Science in the Looking Glass: What Do Scientists Really Know?, E. BrianDavies , Oxford U. Press, New York, 2003. $29.95 (295 pp.). ISBN 0-19-852543-5

Science in the Looking Glass: What Do Scientists Really Know?, by E. Brian Davies, is a book about science and mathematics, written by a mathematician and intended for the general public. Much of it ought to be understandable for nonscientists. It can perhaps be best characterized as an extended essay that counsels caution against assigning “truth” to scientific models and by implication warns against philosophical overinterpretation of science.

Beginning with examinations of the human visual system, various theories of the mind and consciousness, and the social aspects of language, the author stresses the extra-scientific influences—especially of language—on our scientific view of the world. (I remember a seminar debate, however, in which physics Nobel laureate Percy Bridgman emphatically declared that he did much of his thinking without the use of words!) In two chapters on mathematics, Davies makes clear that, in contrast to many prominent mathematicians, he is not a Platonist: He does not believe mathematical theorems exist in an eternal Platonic universe of pure ideas, ready to be discovered by diligent research.
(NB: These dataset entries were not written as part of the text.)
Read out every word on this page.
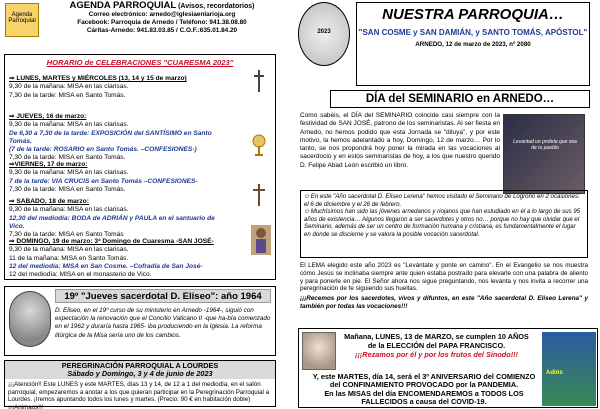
Agenda Parroquial
AGENDA PARROQUIAL (Avisos, recordatorios)
Correo electrónico: arnedo@iglesiaenlarioja.org
Facebook: Parroquia de Arnedo / Teléfono: 941.38.08.80
Cáritas-Arnedo: 941.83.03.85 / C.O.F.:635.01.84.20
HORARIO de CELEBRACIONES "CUARESMA 2023"
⇒ LUNES, MARTES y MIÉRCOLES (13, 14 y 15 de marzo)
9,30 de la mañana: MISA en las clarisas.
7,30 de la tarde: MISA en Santo Tomás.
⇒ JUEVES, 16 de marzo:
9,30 de la mañana: MISA en las clarisas.
De 6,30 a 7,30 de la tarde: EXPOSICIÓN del SANTÍSIMO en Santo Tomás.
(7 de la tarde: ROSARIO en Santo Tomás. –CONFESIONES-)
7,30 de la tarde: MISA en Santo Tomás.
⇒VIERNES, 17 de marzo:
9,30 de la mañana: MISA en las clarisas.
7 de la tarde: VIA CRUCIS en Santo Tomás –CONFESIONES-
7,30 de la tarde: MISA en Santo Tomás.
⇒ SABADO, 18 de marzo:
9,30 de la mañana: MISA en las clarisas.
12,30 del mediodía: BODA de ADRIÁN y PAULA en el santuario de Vico.
7,30 de la tarde: MISA en Santo Tomás
⇒ DOMINGO, 19 de marzo: 3ª Domingo de Cuaresma -SAN JOSÉ-
9,30 de la mañana: MISA en las clarisas.
11 de la mañana: MISA en Santo Tomás.
12 del mediodía: MISA en San Cosme. –Cofradía de San José-
12 del mediodía: MISA en el monasterio de Vico.
19º "Jueves sacerdotal D. Eliseo": año 1964
D. Eliseo, en el 19º curso de su ministerio en Arnedo -1964-, siguió con expectación la renovación que el Concilio Vaticano II -que ha-bía comenzado en el 1962 y duraría hasta 1965- iba produciendo en la Iglesia. La reforma litúrgica de la Misa sería uno de los cambios.
PEREGRINACIÓN PARROQUIAL A LOURDES
Sábado y Domingo, 3 y 4 de junio de 2023
¡¡¡Atención!! Este LUNES y este MARTES, días 13 y 14, de 12 a 1 del mediodía, en el salón parroquial, empezaremos a anotar a los que quieran participar en la Peregrinación Parroquial a Lourdes. ¡Iremos apuntando todos los lunes y martes. (Precio: 90 € en habitación doble) ¡¡¡Animaos!!!
2023
NUESTRA PARROQUIA…
"SAN COSME y SAN DAMIÁN, y SANTO TOMÁS, APÓSTOL"
ARNEDO, 12 de marzo de 2023, nº 2080
DÍA del SEMINARIO en ARNEDO…
Como sabéis, el DÍA del SEMINARIO coincide casi siempre con la festividad de SAN JOSÉ, patrono de los seminaristas. Al ser fiesta en Arnedo, no hemos podido que esta Jornada se "diluya", y por este motivo, la hemos adelantado a hoy, Domingo, 12 de marzo… Por lo tanto, se nos propondrá hoy poner la mirada en las vocaciones al sacerdocio y en estos seminaristas de hoy, a los que nuestro querido D. Felipe Abad León escribió un libro.
Levantad un profeta que sea de tu pueblo
✩ En este "Año sacerdotal D. Eliseo Lerena" hemos visitado el Seminario de Logroño en 2 ocasiones: el 6 de diciembre y el 26 de febrero.
✩ Muchísimos han sido las jóvenes arnedanos y riojanos que han estudiado en él a lo largo de sus 95 años de existencia… Algunos llegaron a ser sacerdotes y otros no… porque no hay que olvidar que el Seminario, además de ser un centro de formación humana y cristiana, es fundamentalmente el lugar en donde se discierne y se valora la posible vocación sacerdotal.
El LEMA elegido este año 2023 es "Levántate y ponte en camino". En el Evangelio se nos muestra cómo Jesús se inclinaba siempre ante quien estaba postrado para elevarle con una palabra de aliento y para ponerle en pie. El Señor ahora nos sigue preguntando, nos levanta y nos invita a recorrer una peregrinación de fe siguiendo sus huellas.
¡¡¡Recemos por los sacerdotes, vivos y difuntos, en este "Año sacerdotal D. Eliseo Lerena" y también por todas las vocaciones!!!
Mañana, LUNES, 13 de MARZO, se cumplen 10 AÑOS de la ELECCIÓN del PAPA FRANCISCO.
¡¡¡Rezamos por él y por los frutos del Sínodo!!!
Y, este MARTES, día 14, será el 3º ANIVERSARIO del COMIENZO del CONFINAMIENTO PROVOCADO por la PANDEMIA.
En las MISAS del día ENCOMENDAREMOS a TODOS LOS FALLECIDOS a causa del COVID-19.
Adiós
Mathematics, instead, is a human construction. Davies also considers that controversies about the foundations of mathematics, intellectually challenging though they may be, are quite irrelevant to the actual practice of his craft.

Turning next to astronomy and classical physics, the book discusses determinism and its limitations, set not only by the existence of chaotic motions but also by some other, much less familiar breakdowns of the Newtonian equations for particles. In one fascinating example, Davies presents a “noncollision singularity,” a five-body system that speeds to infinity in a finite time. The supersession of Newtonian mechanics by the theory of relativity leads the author to make some good points about the difference between the “truth” of a theory and its use as a mathematical model.
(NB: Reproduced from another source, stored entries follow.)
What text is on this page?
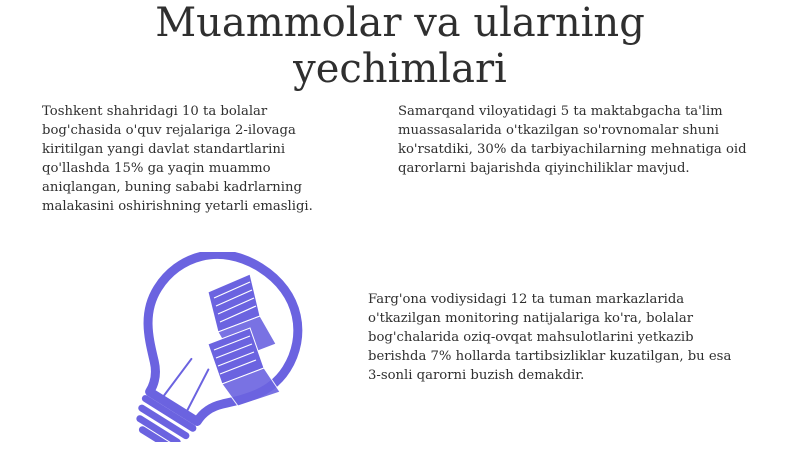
Muammolar va ularning
yechimlari

Toshkent shahridagi 10 ta bolalar bog'chasida o'quv rejalariga 2-ilovaga kiritilgan yangi davlat standartlarini qo'llashda 15% ga yaqin muammo aniqlangan, buning sababi kadrlarning malakasini oshirishning yetarli emasligi.

Samarqand viloyatidagi 5 ta maktabgacha ta'lim muassasalarida o'tkazilgan so'rovnomalar shuni ko'rsatdiki, 30% da tarbiyachilarning mehnatiga oid qarorlarni bajarishda qiyinchiliklar mavjud.

Farg'ona vodiysidagi 12 ta tuman markazlarida o'tkazilgan monitoring natijalariga ko'ra, bolalar bog'chalarida oziq-ovqat mahsulotlarini yetkazib berishda 7% hollarda tartibsizliklar kuzatilgan, bu esa 3-sonli qarorni buzish demakdir.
After presenting various aspects of probability theory, the book takes up quantum mechanics, rounding up all the usual suspects to show its weirdness. Twice, however, the author commits a basic error: Never mentioning degeneracy or spontaneous symmetry breaking in a confusing discussion, Davies claims that because the quantum mechanical Hamiltonian is invariant under reflection, its eigen-states must also be invariant. Thus the theory would rule out molecules with chirality, which are nevertheless found in nature. He fails to make clear that the puzzle is not the existence of certain molecules that are left-handed or right-handed but the observed prevalence of one isomer over the other.

After a very good discussion of biological evolution and the contemporary assaults on all the variants of Darwinism, the author takes up a subject about which he obviously has intense feelings: He strongly attacks reductionism. However, the implication of his presentation is that reductionists insist that each of the fields in the usual hierarchy—as he puts it, theory of everything ← physics ← chemistry ← molecular biology ← cell biology ← brain physiology ← consciousness ← social structures—requires all the elements of the fields below it for explanations. I know of no reductionist—and I am one—who takes such a position. Davies argues, for example, that because the Navier–Stokes equation governs the behavior of diverse fluids with quite different molecular structures, it is irrelevant that the equation can be derived from the underlying particle dynamics and therefore wrong to think of the motion of a fluid as having been reduced to the movements of its constituents. In his view, it is also perfectly acceptable for the explanation of a phenomenon in one field (say, physics) to use elements from another above it in the hierarchy (say, consciousness). I disagree: My objection to the anthropic principle as an explanation of anything (rather than merely as a peripheral observation) is based exactly on my rejection of explanations of this kind. In my view, the existence of intelligent creatures on Earth no more explains the size of certain constants in the universe than it does the extinction of the dinosaurs. (In fairness, Davies does reject most of the uses of the anthropic principle.)

These criticisms notwithstanding, Science in the Looking Glass is worth reading in your leisure time. It is stimulating even when you disagree with the author.